Мать-Лето сумела сдобрить свой голос глубоким скептицизмом.

– Я уверена, он вне себя от радости, будучи твоим вассалом, – сказала она. – Почему ты привела его сюда именно сейчас, из всех мыслимых дней?

Снова сверкание зубов.

– Он вызвал меня, драгоценный мой.

Мать-Лето выронила травы. Она повернулась ко мне, глядя на меня расширившимися глазами.

– О, – сказала она. – О боги!

Кресло Матери-Зимы заскрипело, хотя непохоже, чтобы она двигалась.

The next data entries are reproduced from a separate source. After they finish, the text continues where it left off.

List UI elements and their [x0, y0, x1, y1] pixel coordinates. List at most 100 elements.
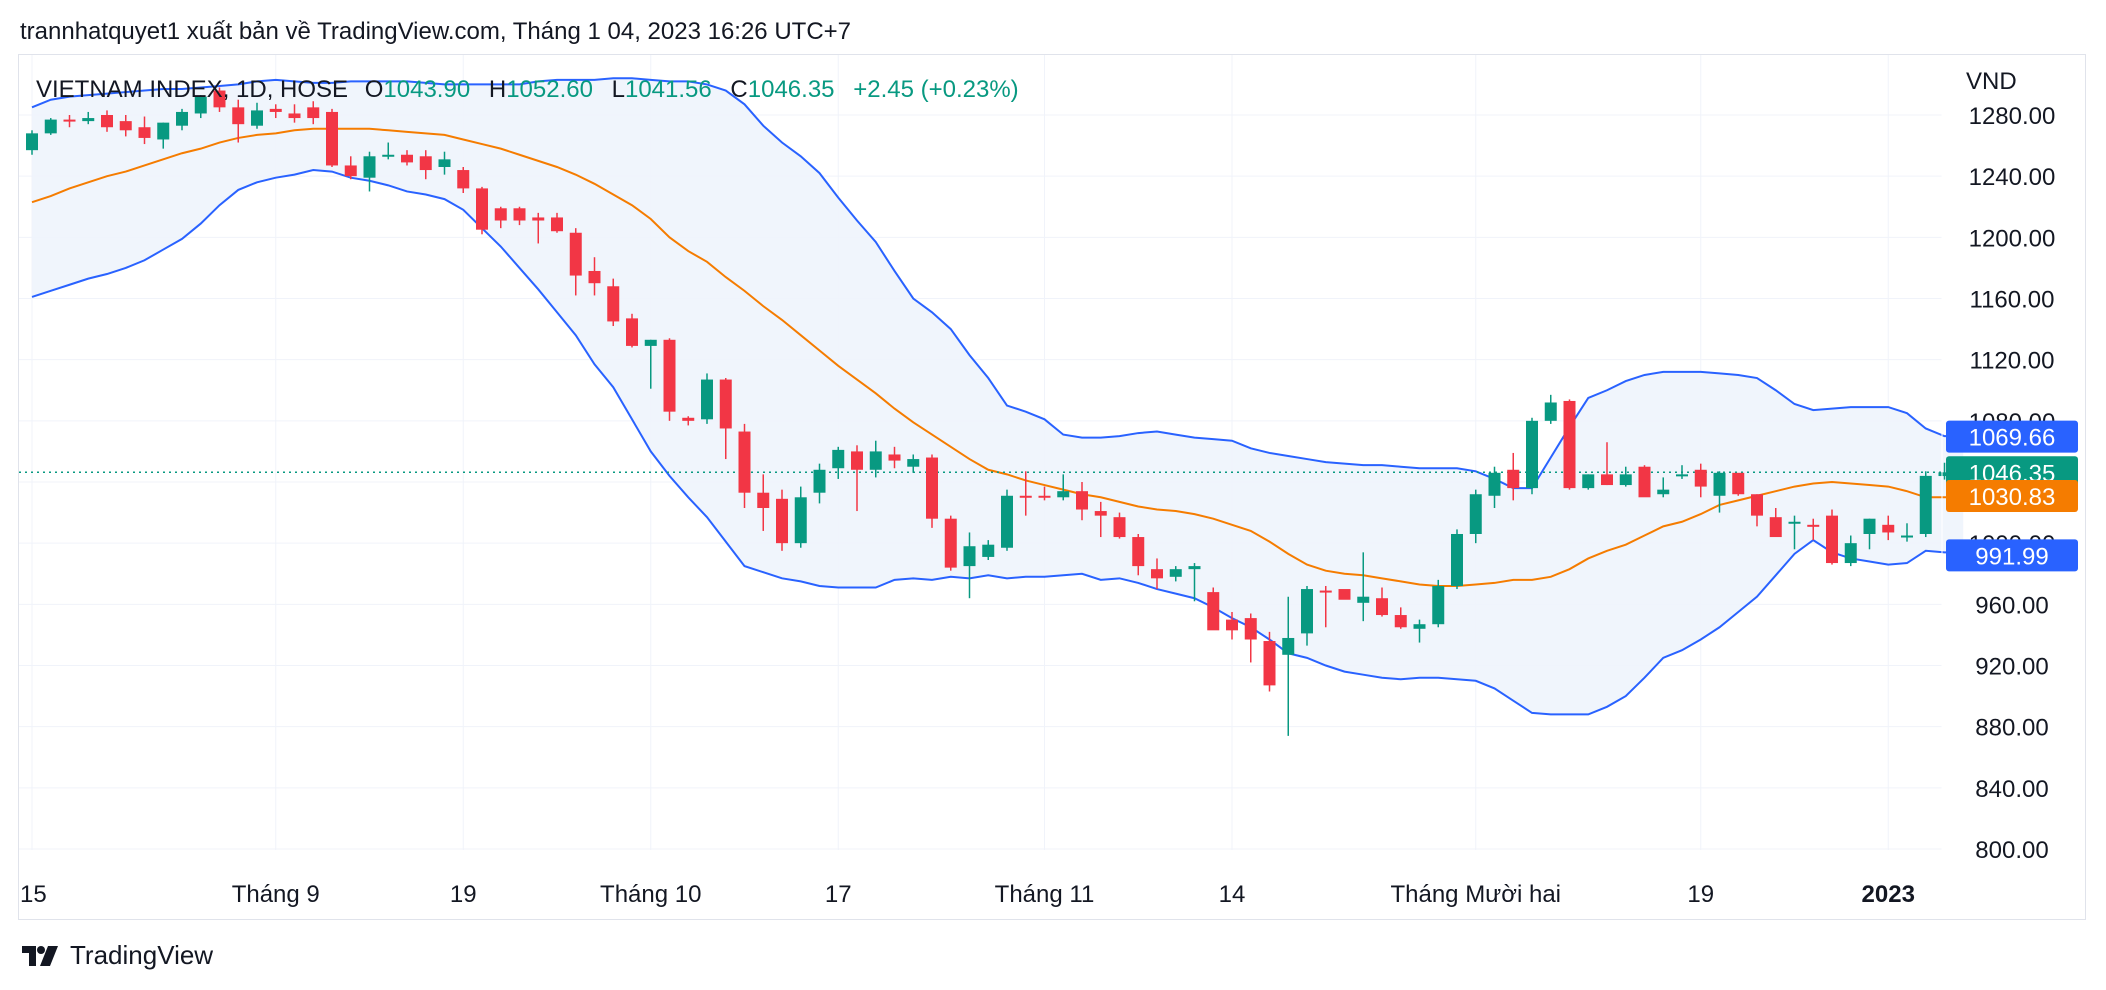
candle-body	[438, 159, 451, 167]
candle	[44, 118, 57, 135]
candle-body	[1188, 566, 1201, 570]
candle-body	[1788, 521, 1801, 524]
candle	[1394, 607, 1407, 629]
candle	[1544, 394, 1557, 424]
candle-body	[1038, 495, 1051, 498]
candle-body	[119, 121, 132, 131]
candle-body	[1938, 472, 1951, 477]
candle	[1526, 417, 1538, 495]
candle	[513, 206, 526, 226]
x-tick-label: 17	[825, 881, 852, 908]
candle	[1713, 471, 1726, 513]
candle	[1732, 472, 1745, 496]
candle	[363, 151, 376, 192]
candle-body	[1394, 615, 1407, 628]
candle	[813, 463, 826, 504]
candle	[438, 151, 451, 175]
candle-body	[63, 119, 76, 122]
candle-body	[176, 111, 188, 126]
candle	[1601, 442, 1613, 486]
candle	[1226, 611, 1238, 640]
candle	[1751, 494, 1763, 527]
price-tag: 1069.66	[1946, 420, 2078, 453]
candle-body	[513, 208, 526, 221]
candle-body	[532, 217, 545, 221]
candle	[532, 212, 545, 244]
candle	[1844, 535, 1857, 567]
candle-body	[1732, 472, 1745, 495]
candle-body	[1169, 569, 1182, 577]
candle	[326, 108, 338, 167]
candle	[701, 373, 713, 424]
price-tag-box	[1946, 480, 2078, 513]
candle-body	[794, 497, 807, 544]
publisher-line: trannhatquyet1 xuất bản về TradingView.c…	[20, 18, 852, 45]
candle-body	[26, 133, 38, 151]
candle	[1807, 518, 1820, 541]
y-tick-label: 960.00	[1975, 592, 2048, 619]
candle-body	[1413, 624, 1426, 629]
footer-brand[interactable]: TradingView	[20, 940, 213, 971]
candle-body	[926, 457, 938, 519]
candle-body	[1713, 472, 1726, 496]
candle-body	[1769, 517, 1782, 538]
candle	[232, 99, 245, 143]
candle	[963, 532, 976, 599]
candle-body	[701, 379, 713, 420]
candle-body	[869, 451, 882, 470]
open-label: O	[364, 76, 384, 103]
candle-body	[851, 451, 863, 470]
candle	[1882, 515, 1895, 541]
candle	[1319, 585, 1332, 628]
candle-body	[1301, 589, 1313, 634]
candle-body	[738, 431, 751, 493]
candle-body	[1544, 402, 1557, 421]
candle-body	[1807, 524, 1820, 527]
high-label: H	[488, 76, 507, 103]
candle-body	[307, 107, 320, 119]
low-value: 1041.56	[624, 76, 712, 103]
candle-body	[963, 546, 976, 567]
ohlc-legend: VIETNAM INDEX, 1D, HOSE O1043.90 H1052.6…	[36, 76, 1019, 104]
candle	[213, 87, 226, 112]
lower-band-line	[31, 169, 1964, 716]
candle	[1282, 596, 1295, 736]
candle-body	[269, 108, 282, 112]
candle-body	[1263, 641, 1276, 686]
candle	[1207, 587, 1220, 631]
tradingview-logo-icon	[22, 945, 58, 966]
y-tick-label: 1240.00	[1969, 164, 2056, 191]
candle	[1076, 482, 1088, 521]
candle-body	[813, 469, 826, 493]
symbol-name[interactable]: VIETNAM INDEX, 1D, HOSE	[36, 76, 349, 103]
candle-body	[194, 96, 207, 114]
close-value: 1046.35	[747, 76, 835, 103]
candle-body	[1563, 400, 1576, 489]
x-tick-label: 15	[20, 881, 47, 908]
y-tick-label: 1120.00	[1970, 348, 2055, 375]
candle-body	[1076, 491, 1088, 510]
x-tick-label: Tháng Mười hai	[1390, 881, 1561, 908]
x-tick-label: Tháng 9	[232, 881, 320, 908]
candle	[1488, 466, 1501, 508]
candle	[907, 454, 920, 473]
candle-body	[494, 208, 507, 221]
candle	[1057, 474, 1070, 501]
candle-body	[888, 454, 901, 461]
candle-body	[944, 518, 957, 568]
candle	[101, 110, 113, 132]
candle	[926, 454, 938, 528]
candle	[1038, 486, 1051, 501]
candle-body	[569, 232, 582, 276]
candle-body	[1001, 495, 1013, 548]
candle-body	[1057, 491, 1070, 498]
candle-body	[344, 165, 357, 177]
candle-body	[382, 154, 395, 157]
candle-body	[101, 115, 113, 128]
high-value: 1052.60	[506, 76, 593, 103]
candle	[119, 115, 132, 137]
candle-body	[1357, 596, 1370, 603]
candle	[1263, 631, 1276, 692]
candle-body	[1694, 469, 1707, 487]
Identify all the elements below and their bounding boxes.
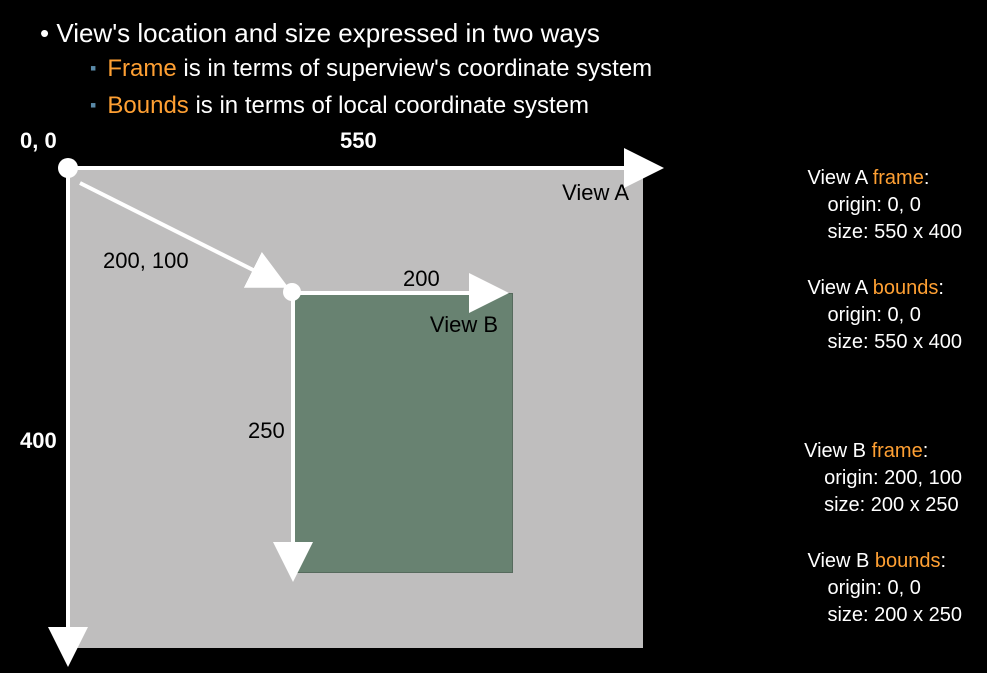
- info-view-a-frame: View A frame: origin: 0, 0 size: 550 x 4…: [807, 165, 962, 246]
- highlight-bounds: Bounds: [107, 92, 188, 119]
- info-a-frame-suffix: :: [924, 167, 930, 189]
- info-a-frame-prefix: View A: [807, 167, 872, 189]
- bullet-sub-frame: Frame is in terms of superview's coordin…: [90, 55, 652, 83]
- info-a-frame-origin: origin: 0, 0: [807, 192, 962, 219]
- view-b-width-label: 200: [403, 266, 440, 292]
- viewb-origin-dot-icon: [283, 283, 301, 301]
- info-b-bounds-prefix: View B: [807, 550, 874, 572]
- highlight-frame: Frame: [107, 55, 176, 82]
- info-b-frame-hl: frame: [872, 440, 923, 462]
- info-b-bounds-origin: origin: 0, 0: [807, 575, 962, 602]
- bullet-main: View's location and size expressed in tw…: [40, 18, 600, 49]
- view-b-name-label: View B: [430, 312, 498, 338]
- pointer-coords-label: 200, 100: [103, 248, 189, 274]
- info-view-a-bounds: View A bounds: origin: 0, 0 size: 550 x …: [807, 275, 962, 356]
- view-a-rect: View A 200, 100 200 250 0, 0 View B: [68, 168, 643, 648]
- info-a-frame-size: size: 550 x 400: [807, 219, 962, 246]
- bullet-sub-frame-rest: is in terms of superview's coordinate sy…: [177, 55, 652, 82]
- info-b-bounds-size: size: 200 x 250: [807, 602, 962, 629]
- view-a-name-label: View A: [562, 180, 629, 206]
- info-b-bounds-suffix: :: [941, 550, 947, 572]
- bullet-sub-bounds-rest: is in terms of local coordinate system: [189, 92, 589, 119]
- info-a-bounds-suffix: :: [938, 277, 944, 299]
- origin-dot-icon: [58, 158, 78, 178]
- diagram-area: 0, 0 550 400 View A 200, 100 200 250 0, …: [20, 128, 670, 663]
- view-a-width-label: 550: [340, 128, 377, 154]
- info-view-b-frame: View B frame: origin: 200, 100 size: 200…: [804, 438, 962, 519]
- bullet-sub-bounds: Bounds is in terms of local coordinate s…: [90, 92, 589, 120]
- info-b-frame-size: size: 200 x 250: [804, 492, 962, 519]
- info-b-bounds-hl: bounds: [875, 550, 941, 572]
- info-b-frame-origin: origin: 200, 100: [804, 465, 962, 492]
- info-view-b-bounds: View B bounds: origin: 0, 0 size: 200 x …: [807, 548, 962, 629]
- info-a-frame-hl: frame: [873, 167, 924, 189]
- info-a-bounds-prefix: View A: [807, 277, 872, 299]
- view-b-rect: View B: [293, 293, 513, 573]
- info-a-bounds-hl: bounds: [873, 277, 939, 299]
- info-b-frame-suffix: :: [923, 440, 929, 462]
- view-b-height-label: 250: [248, 418, 285, 444]
- origin-label: 0, 0: [20, 128, 57, 154]
- info-b-frame-prefix: View B: [804, 440, 871, 462]
- info-a-bounds-origin: origin: 0, 0: [807, 302, 962, 329]
- view-a-height-label: 400: [20, 428, 57, 454]
- info-a-bounds-size: size: 550 x 400: [807, 329, 962, 356]
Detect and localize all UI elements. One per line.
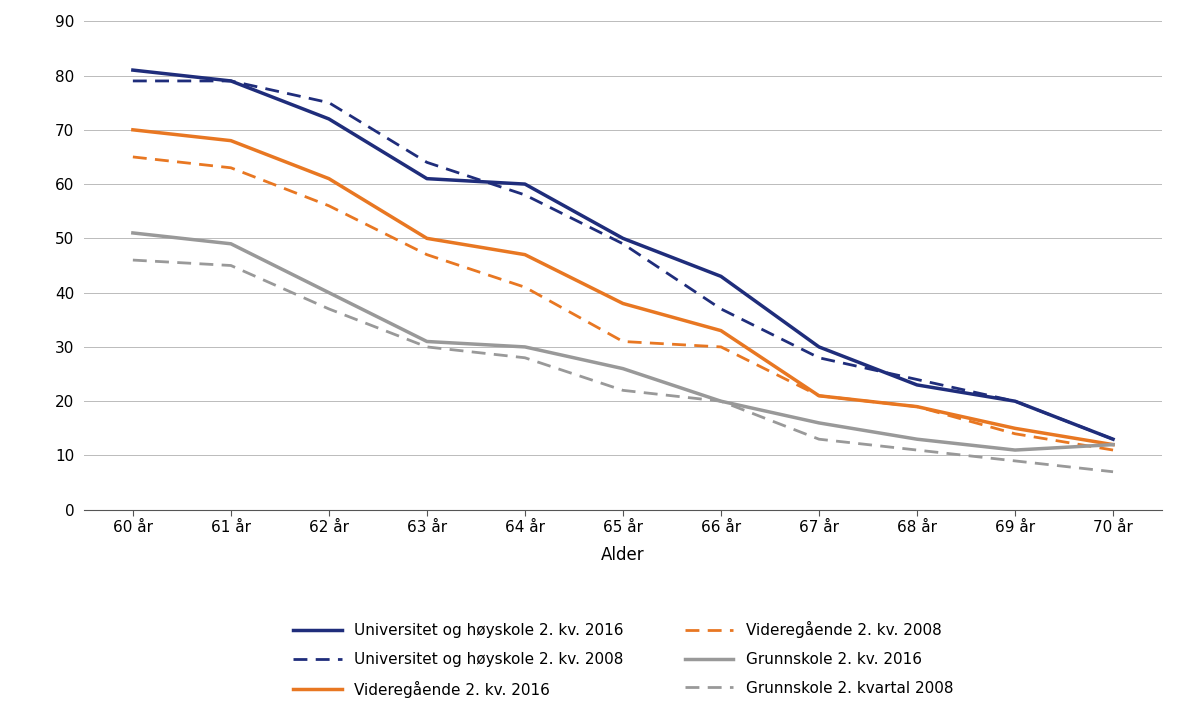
X-axis label: Alder: Alder (601, 547, 645, 564)
Legend: Universitet og høyskole 2. kv. 2016, Universitet og høyskole 2. kv. 2008, Videre: Universitet og høyskole 2. kv. 2016, Uni… (286, 615, 960, 704)
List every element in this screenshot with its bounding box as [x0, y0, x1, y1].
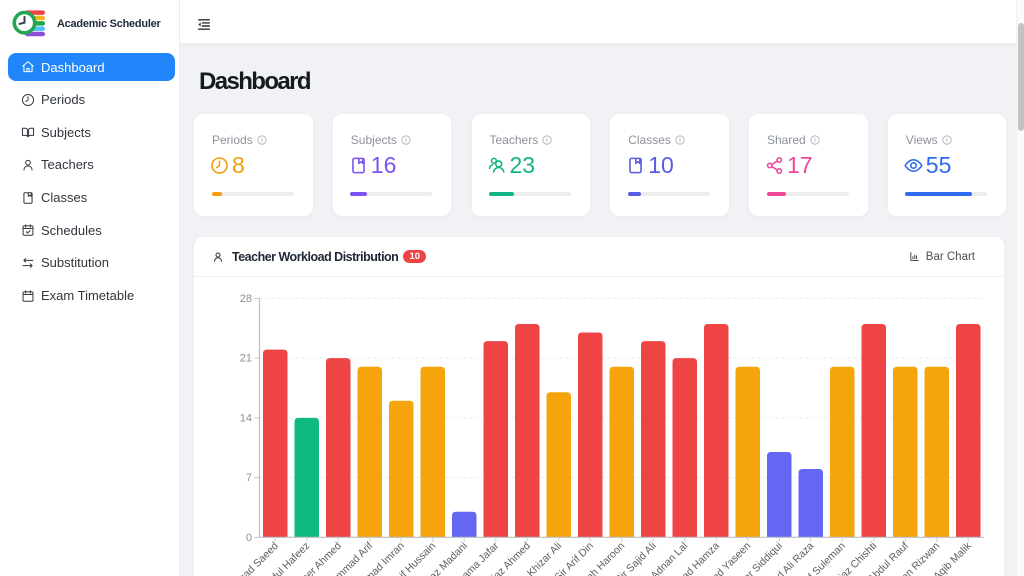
svg-text:7: 7	[246, 472, 252, 484]
svg-text:0: 0	[246, 532, 252, 544]
svg-text:14: 14	[240, 413, 252, 425]
svg-text:21: 21	[240, 353, 252, 365]
svg-text:28: 28	[240, 293, 252, 305]
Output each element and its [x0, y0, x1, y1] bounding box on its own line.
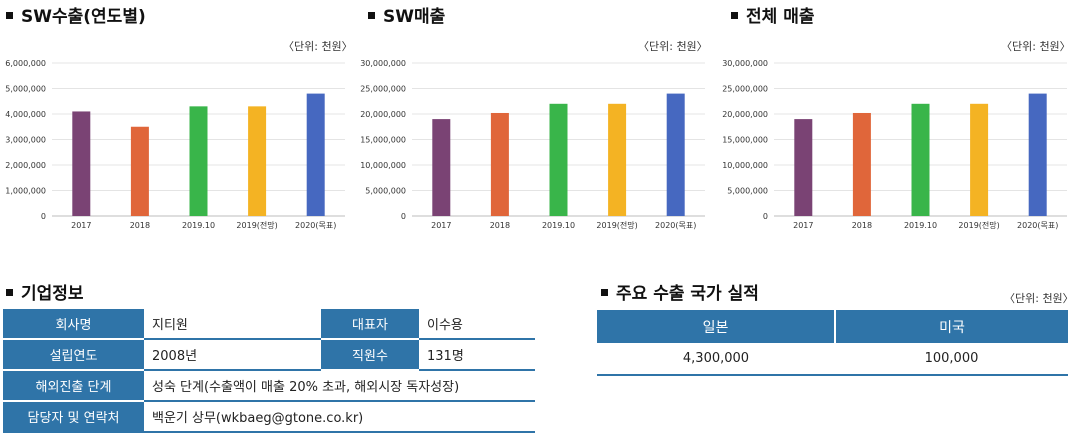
y-tick-label: 0 — [41, 212, 46, 221]
y-tick-label: 10,000,000 — [722, 161, 768, 170]
x-tick-label: 2018 — [130, 221, 150, 230]
bar — [130, 126, 149, 216]
chart-title-total-sales: 전체 매출 — [731, 2, 814, 27]
bar — [794, 119, 813, 216]
y-tick-label: 5,000,000 — [5, 85, 46, 94]
x-tick-label: 2020(목표) — [655, 221, 696, 230]
export-table: 일본 미국 4,300,000 100,000 — [597, 310, 1068, 376]
x-tick-label: 2020(목표) — [295, 221, 336, 230]
founded-label: 설립연도 — [3, 339, 144, 371]
x-tick-label: 2018 — [490, 221, 510, 230]
export-section-title: 주요 수출 국가 실적 — [601, 279, 759, 304]
bar — [852, 112, 871, 216]
bar — [490, 112, 509, 216]
table-row: 담당자 및 연락처 백운기 상무(wkbaeg@gtone.co.kr) — [3, 401, 535, 433]
x-tick-label: 2018 — [852, 221, 872, 230]
bullet-icon — [601, 288, 608, 296]
contact-label: 담당자 및 연락처 — [3, 401, 144, 433]
bar — [72, 111, 91, 216]
unit-label: 〈단위: 천원〉 — [283, 40, 353, 53]
table-row: 4,300,000 100,000 — [597, 343, 1068, 376]
company-section-title: 기업정보 — [6, 279, 84, 304]
y-tick-label: 10,000,000 — [360, 161, 406, 170]
bar — [189, 106, 208, 216]
bullet-icon — [6, 288, 13, 296]
x-tick-label: 2020(목표) — [1017, 221, 1058, 230]
y-tick-label: 25,000,000 — [360, 85, 406, 94]
y-tick-label: 0 — [401, 212, 406, 221]
bar — [432, 119, 451, 216]
y-tick-label: 20,000,000 — [722, 110, 768, 119]
japan-value: 4,300,000 — [597, 343, 835, 376]
total-sales-bar-chart: 0 5,000,000 10,000,000 15,000,000 20,000,000… — [722, 59, 1067, 230]
table-row: 해외진출 단계 성숙 단계(수출액이 매출 20% 초과, 해외시장 독자성장) — [3, 370, 535, 402]
x-tick-label: 2019(전망) — [236, 220, 277, 230]
y-tick-label: 15,000,000 — [360, 136, 406, 145]
usa-value: 100,000 — [835, 343, 1068, 376]
x-tick-label: 2017 — [793, 221, 813, 230]
ceo-value: 이수용 — [419, 309, 535, 340]
table-row: 설립연도 2008년 직원수 131명 — [3, 339, 535, 371]
x-tick-label: 2019(전망) — [958, 220, 999, 230]
table-row: 회사명 지티원 대표자 이수용 — [3, 309, 535, 340]
staff-label: 직원수 — [321, 339, 419, 371]
x-tick-label: 2017 — [431, 221, 451, 230]
column-header-usa: 미국 — [834, 310, 1068, 343]
company-name-value: 지티원 — [144, 309, 321, 340]
y-tick-label: 2,000,000 — [5, 161, 46, 170]
staff-value: 131명 — [419, 339, 535, 371]
column-header-japan: 일본 — [597, 310, 835, 343]
y-tick-label: 6,000,000 — [5, 59, 46, 68]
sw-export-bar-chart: 0 1,000,000 2,000,000 3,000,000 4,000,000 5,0… — [5, 59, 345, 230]
company-name-label: 회사명 — [3, 309, 144, 340]
y-tick-label: 15,000,000 — [722, 136, 768, 145]
bullet-icon — [6, 11, 13, 19]
chart-title-sw-sales: SW매출 — [368, 2, 445, 27]
bar — [306, 93, 325, 216]
unit-label: 〈단위: 천원〉 — [638, 40, 708, 53]
table-header-row: 일본 미국 — [597, 310, 1068, 343]
y-tick-label: 30,000,000 — [360, 59, 406, 68]
company-info-table: 회사명 지티원 대표자 이수용 설립연도 2008년 직원수 131명 해외진출… — [3, 309, 535, 433]
y-tick-label: 30,000,000 — [722, 59, 768, 68]
sw-sales-bar-chart: 0 5,000,000 10,000,000 15,000,000 20,000,000… — [360, 59, 705, 230]
y-tick-label: 5,000,000 — [365, 187, 406, 196]
bar — [248, 106, 267, 216]
y-tick-label: 1,000,000 — [5, 187, 46, 196]
ceo-label: 대표자 — [321, 309, 419, 340]
x-tick-label: 2019.10 — [182, 221, 215, 230]
y-tick-label: 4,000,000 — [5, 110, 46, 119]
stage-value: 성숙 단계(수출액이 매출 20% 초과, 해외시장 독자성장) — [144, 370, 535, 402]
bar — [911, 103, 930, 216]
chart-title-sw-export: SW수출(연도별) — [6, 2, 146, 27]
bar — [1028, 93, 1047, 216]
stage-label: 해외진출 단계 — [3, 370, 144, 402]
y-tick-label: 5,000,000 — [727, 187, 768, 196]
x-tick-label: 2019(전망) — [596, 220, 637, 230]
contact-value: 백운기 상무(wkbaeg@gtone.co.kr) — [144, 401, 535, 433]
unit-label: 〈단위: 천원〉 — [1001, 40, 1070, 53]
y-tick-label: 25,000,000 — [722, 85, 768, 94]
bar — [970, 103, 989, 216]
bar — [666, 93, 685, 216]
x-tick-label: 2017 — [71, 221, 91, 230]
founded-value: 2008년 — [144, 339, 321, 371]
x-tick-label: 2019.10 — [542, 221, 575, 230]
bar — [549, 103, 568, 216]
y-tick-label: 20,000,000 — [360, 110, 406, 119]
y-tick-label: 3,000,000 — [5, 136, 46, 145]
y-tick-label: 0 — [763, 212, 768, 221]
x-tick-label: 2019.10 — [904, 221, 937, 230]
export-unit-label: 〈단위: 천원〉 — [1004, 292, 1070, 305]
bullet-icon — [368, 11, 375, 19]
bar — [608, 103, 627, 216]
bullet-icon — [731, 11, 738, 19]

– Он знает определенные имена. Он был не настолько глуп, чтобы выбирать их и не был так уж неправ, воспользовавшись ими.

Глаза Матери-Лето сузились.

– Он?…

– Нет, – каркнула Мать-Зима. – Не это. Но он видел противника и узнал одно из его имен.

Расчеты и мысли мелькнули в зеленых глазах быстрее, чем я мог за ними уследить.

– А, да. Понятно, – сказала Мать-Лето. – Разворачивается так много новых вариантов будущего.

– И чересчур много ярких, – угрюмо сказала Мать-Зима.

– Даже ты должна бы предпочесть это пустоте ночи.

Мать-Зима сплюнула на сторону.

Плевок начал прогрызать дыру в земляном полу в нескольких дюймах от моей ноги. Кроме шуток. Я отступил в сторону, стараясь не вдохнуть испарения.

– Я думаю, – сказала Мать-Зима, – что ему следует показать.